To be more specific about prices, I gave an excellent luncheon of this kind for four, at one of the Suyehiro restaurants, at a cost of about four dollars and a half, whereas a luncheon for the same number of persons, with geisha, at a fashionable teahouse, which looked just about like the other restaurant, cost thirty dollars, and a dinner for eight with geisha, came to fifty-three. All tips are however included on the teahouse bill. One does not pay at the time, but receives the bill later, regular patrons of a teahouse usually settling their accounts quarterly.
Adversaries of the geisha system informed me with the air of imparting scandal, that one sixth of all the money spent in Japan goes to geisha and things connected with geisha, presumably meaning restaurants, teahouses, saké and the like.

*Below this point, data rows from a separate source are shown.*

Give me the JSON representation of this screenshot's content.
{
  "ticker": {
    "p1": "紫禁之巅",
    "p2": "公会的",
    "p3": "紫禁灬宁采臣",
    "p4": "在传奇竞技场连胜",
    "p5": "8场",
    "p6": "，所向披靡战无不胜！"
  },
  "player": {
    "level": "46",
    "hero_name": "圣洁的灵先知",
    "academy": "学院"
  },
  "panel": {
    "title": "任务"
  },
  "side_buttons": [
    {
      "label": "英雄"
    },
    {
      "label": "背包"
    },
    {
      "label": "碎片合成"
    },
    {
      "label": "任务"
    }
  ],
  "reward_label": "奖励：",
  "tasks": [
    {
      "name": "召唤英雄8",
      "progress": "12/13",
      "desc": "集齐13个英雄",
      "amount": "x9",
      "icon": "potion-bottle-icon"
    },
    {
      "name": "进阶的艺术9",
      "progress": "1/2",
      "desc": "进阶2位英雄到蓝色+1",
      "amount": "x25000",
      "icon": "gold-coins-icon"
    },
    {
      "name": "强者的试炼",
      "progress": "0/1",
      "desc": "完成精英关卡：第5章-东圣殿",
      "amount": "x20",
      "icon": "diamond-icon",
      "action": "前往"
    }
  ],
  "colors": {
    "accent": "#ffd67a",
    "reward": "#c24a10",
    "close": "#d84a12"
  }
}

"A reformer," says Don Marquis, the Sage of Nassau Street, "is a dog in the manger who won't sin himself and won't let any one else sin comfortably." That is a terrible thing to say. I wouldn't say such a thing. It is always better in such cases to quote some one else. But I will say this much: If I were a reformer I should begin work at home—not in Japan. I should join the great movement, already so well started, for making the United States the purest and dullest country in the world. I should work with those who are attempting to accomplish this result entirely by legislation. But instead of trying, as they are now trying, to bring about the desired end by means of quantities of little pious laws covering quantities of little impious subjects, I should work for a blanket law covering everything—one great, sweeping law requiring all American citizens to be absolutely pure and good, not only in action but in thought. I assume that, if such a law were passed, everybody would abide by it, but in order to make it easier for them to do so I should abolish restaurants, theatres, motion pictures, dancing, baseball, talking-machines, art, literature, tobacco, candy, and soda-water. I should put dictographs in every home and have the police listen in on all conversations. Light-heartedness I should make a misdemeanor, and frivolity a crime.